We are interested in how embryonic pattern is generated. During development, the egg which exhibits cylindrical symmetry must undergo a number of symmetry breaking events in order to form the vertebrate body plan and establish correct pattern along the body axes. We are deeply interested in the gene regulatory networks that are necessary to create critical signals in specific embryonic locations at appropriate developmental stages. These signals must be carefully orchestrated in order to generate forms that are essential to function and the overall fitness of the organism.

We have two main approaches: Xenopus genetics and an analysis of human congenital malformations. Using the frog, Xenopus tropicalis, as an efficient vertebrate model system, we are developing genetic tools to dissect these gene regulatory networks. We are performing forward and reverse genetic screens to identify mutants that affect early embryonic patterning. In addition, we are developing new technologies to create F0 transgenic Xenopus embryos to rapidly and easily analyze cis- regulatory elements that are essential to the formation of regulatory genetic networks.
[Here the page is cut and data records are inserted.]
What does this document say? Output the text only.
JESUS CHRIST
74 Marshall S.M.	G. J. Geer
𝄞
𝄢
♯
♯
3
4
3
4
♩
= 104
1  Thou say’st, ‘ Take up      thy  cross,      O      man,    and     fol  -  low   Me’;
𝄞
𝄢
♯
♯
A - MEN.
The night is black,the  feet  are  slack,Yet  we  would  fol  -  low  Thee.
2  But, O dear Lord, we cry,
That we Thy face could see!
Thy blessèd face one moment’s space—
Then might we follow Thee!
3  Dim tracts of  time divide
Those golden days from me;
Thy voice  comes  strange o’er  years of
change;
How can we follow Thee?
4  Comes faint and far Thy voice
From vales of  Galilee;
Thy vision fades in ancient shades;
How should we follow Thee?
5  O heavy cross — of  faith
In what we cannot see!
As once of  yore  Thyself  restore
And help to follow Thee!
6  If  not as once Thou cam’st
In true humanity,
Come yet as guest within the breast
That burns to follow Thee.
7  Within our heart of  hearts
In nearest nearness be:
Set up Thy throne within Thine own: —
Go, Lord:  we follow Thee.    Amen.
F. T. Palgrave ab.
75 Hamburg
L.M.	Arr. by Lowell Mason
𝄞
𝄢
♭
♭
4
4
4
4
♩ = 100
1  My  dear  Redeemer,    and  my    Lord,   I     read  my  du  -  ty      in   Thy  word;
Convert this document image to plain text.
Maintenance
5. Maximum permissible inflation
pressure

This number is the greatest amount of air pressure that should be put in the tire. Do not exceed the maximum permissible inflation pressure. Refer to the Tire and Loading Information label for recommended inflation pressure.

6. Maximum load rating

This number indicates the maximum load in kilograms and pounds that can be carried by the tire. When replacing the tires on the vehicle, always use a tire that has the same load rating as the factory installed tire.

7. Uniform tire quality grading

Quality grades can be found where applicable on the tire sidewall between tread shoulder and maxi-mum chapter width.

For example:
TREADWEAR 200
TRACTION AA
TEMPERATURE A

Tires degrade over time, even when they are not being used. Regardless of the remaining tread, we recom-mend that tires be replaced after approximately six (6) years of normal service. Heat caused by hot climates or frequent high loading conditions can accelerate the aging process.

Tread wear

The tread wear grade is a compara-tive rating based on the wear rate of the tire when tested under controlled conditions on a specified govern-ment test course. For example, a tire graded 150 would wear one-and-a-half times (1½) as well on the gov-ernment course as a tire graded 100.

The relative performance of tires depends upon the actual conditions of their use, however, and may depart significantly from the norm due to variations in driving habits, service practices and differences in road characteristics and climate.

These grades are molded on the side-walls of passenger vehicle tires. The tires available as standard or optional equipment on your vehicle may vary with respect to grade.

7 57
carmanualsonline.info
Lastly, the remarkable advances in human genetics is transforming our understanding of the causes of congenital malformations. Traditionally, very challenging, new tools mean that mutations can be identified. In our human studies, we have identified many new genes and are analyzing their patterning mechanisms in Xenopus. Combining human genetics with a high-throughput model system has allowed us to discover new genetic mechanisms and novel understanding of how development proceeds.